如此一来,上京城中的百姓就还是安全的。
蔺寒舒摸摸下巴,朝萧景祁提出意见:“既然咱们已经知道城郊私兵的首领是谁,不如派升龙卫夜袭副统领府,打霍云烨一个措手不及,送他归西。私兵群龙无首,便是一盘散沙。”
萧景祁接过侍卫递来的火折子,将密信点燃,亲眼看着它在火中灼烧成灰烬。
而后扭头,眯了眯眼,眸底染上浅淡的笑意:“我有个一石二鸟的主意。”
总觉得他现在的笑容十分可怕,蔺寒舒后背凉凉的,却还是抑制不住心底的好奇,问:“什么主意?”
萧景祁卖了个关子:“我还要再去副统领府一趟。”
蔺寒舒点点头,随即露出茫然的神色来:“那我呢?”
“你去睡觉,”萧景祁揉揉他的头,“等我回来。”
蔺寒舒更迷茫了,望着对方的背影,双手作喇叭状,不解地喊道:“那殿下,你什么时候回来呀?”
萧景祁还未回答,身边的侍卫先一步在墙角嘀咕:“王妃与殿下感情真好,真是一刻也离不开呢。”
声音顺着风飘进蔺寒舒的耳朵里,他霎时红了脸。
谁离不开谁呢!
他要跑,萧景祁飞快拽住他的手,把人圈进怀里,笑吟吟地同他低声轻语:“别跟那群只会杀人砍人的傻子计较,他们就喜欢胡说八道,分明是我离不开阿舒。”
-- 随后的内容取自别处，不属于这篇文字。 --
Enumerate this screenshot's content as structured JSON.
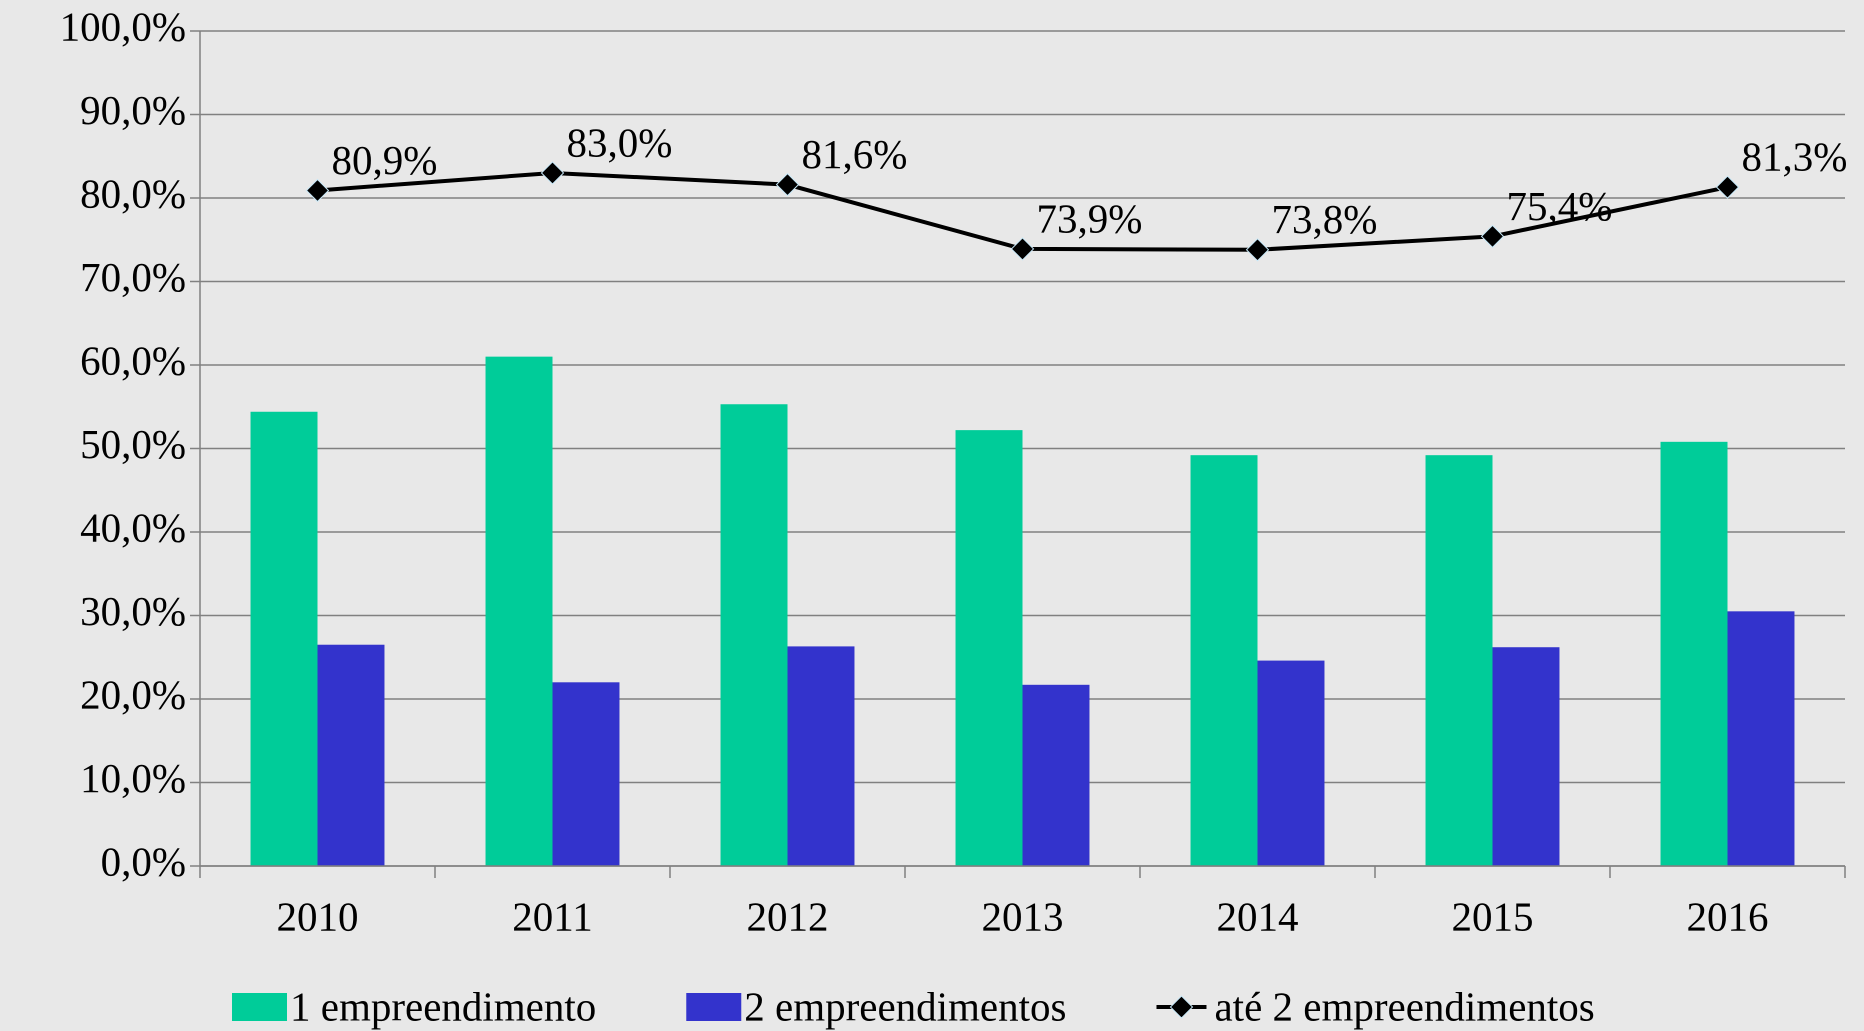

蔺寒舒满意了,揪着对方的衣摆,还是那一句:“殿下什么时候回来?”
“子时初。”萧景祁给了确切的时间,忍不住又摸摸他的脑袋,才意犹未尽地松开他。
转身的刹那,脸上的温情消散得一干二净,又变回那位矜贵无双,冷漠无情的摄政王。
扫了眼刚刚角落里出声的两个侍卫,淡淡道:“多嘴,罚今日噤声,一句话十板子。”
两个侍卫连忙捂住嘴,跟上其他人的步伐,护卫摄政王的安全。
萧景祁没有走正门,而是在天黑之后,翻墙潜入霍云烨的府邸。
房间里一片嬉闹之声,靠在墙后,萧景祁听见女子娇滴滴的呼喊:“大人来抓我呀~”
他蹙了蹙眉,刚想着推门而入,里头又传来男子同样娇滴滴的声音:“大人来抓我~”
“……”
这霍云烨。
一把年纪了,居然还玩得这么花。
萧景祁推门的手顿住,磨了磨后槽牙,一脚将门踹开。
一屋子的男男女女因破门声顿住,无数双眼睛落到萧景祁的身上。
霍云烨眼上覆着丝带,听见周遭倒吸凉气的声音,不明所以地收回手,将遮挡扯开。
与萧景祁对视的那一瞬,周遭的空气都好似静止了。
嘴角不自在地抽了抽,霍云烨朝屋子里的人摆手,等那些人全部走光后,他故作镇定地咳了咳,仿佛什么也没有发生过,讨好道:“殿下深夜来访,怎么不让下人通传一声?”
萧景祁大步进屋,眉头始终未曾松开。
找了椅子坐下,闻着屋内极重的脂粉香气,不着痕迹地用衣袖掩住口鼻,道:“深夜叨扰大人,自然是有要事。升龙卫探子来报,你儿子如今在宫中受尽虐待,就快要死了。”
霍云烨并不意外。
萧岁舟本就是那种嫌麻烦的性子,虽然把他儿子抓去做人质时再三跟他保证过,只要他勤勤恳恳办事,不生出异心,就会好好对待他的儿子。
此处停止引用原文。